At this point I'm curious as to where the failure is; at the xfmr, weatherhead, in the service drop, meter, etc. Forgive my assumption of an overhead service; it's very common here. jango, please let us know what was found.
 
If you load each 120V leg equally, wouldnt that be the same as a 240V load? As you later write, the difference in loads would expose a bad neutral. If A and B legs were loaded almost identically, all the time, a service neutral would see nearly zero current and wouldnt be needed.

OP had a hairdryer skew the voltage almost 40V between legs. There would still need to be a load on the other leg to complete the 240V series circuit, yes? iow, if you had no service neutral, no single 120V load would work at all, correct? If the neutral had the equivalent of an 18ga wire left (not completely gone but almost there), a fairly high resi load like a hairdryer would still work, just the neutral would be hot, perhaps glowingly so.

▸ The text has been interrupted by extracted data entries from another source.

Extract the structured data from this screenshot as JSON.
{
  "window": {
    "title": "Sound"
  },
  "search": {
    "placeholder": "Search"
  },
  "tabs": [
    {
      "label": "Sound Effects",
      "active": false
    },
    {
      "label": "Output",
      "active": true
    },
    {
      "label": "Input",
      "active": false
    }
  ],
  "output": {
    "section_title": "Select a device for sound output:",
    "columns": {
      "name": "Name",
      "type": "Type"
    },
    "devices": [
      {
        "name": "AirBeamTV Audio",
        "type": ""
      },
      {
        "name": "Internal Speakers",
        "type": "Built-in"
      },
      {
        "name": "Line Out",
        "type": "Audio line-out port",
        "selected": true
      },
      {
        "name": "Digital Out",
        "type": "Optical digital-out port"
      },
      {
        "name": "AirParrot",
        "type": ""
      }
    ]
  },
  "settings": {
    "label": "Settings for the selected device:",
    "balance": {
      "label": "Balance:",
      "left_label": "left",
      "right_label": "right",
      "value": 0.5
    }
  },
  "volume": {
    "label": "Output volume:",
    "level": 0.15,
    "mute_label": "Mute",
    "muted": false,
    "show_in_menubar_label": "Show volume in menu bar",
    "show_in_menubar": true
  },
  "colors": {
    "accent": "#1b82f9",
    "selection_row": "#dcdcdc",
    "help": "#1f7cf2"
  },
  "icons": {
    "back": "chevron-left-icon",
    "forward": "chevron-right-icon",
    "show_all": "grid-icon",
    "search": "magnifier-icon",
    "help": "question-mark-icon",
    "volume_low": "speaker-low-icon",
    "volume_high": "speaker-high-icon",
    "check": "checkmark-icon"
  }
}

I've gotta think in this case the neutral is completely toast or hanging on by a thread. I have to guess he doesnt have copper water pipes and a bonding connection to that and a neighbor's neutral.

At this point I'm curious as to where the failure is; at the xfmr, weatherhead, in the service drop, meter, etc. Forgive my assumption of an overhead service; it's very common here. jango, please let us know what was found.
Kind of is the same thing I was trying to say. If you put two hair dryers, one on each leg you balance the neutral and won't find a bad neutral as easily as if you put a 500 watt load on one leg and a 1500 watt load on the other leg.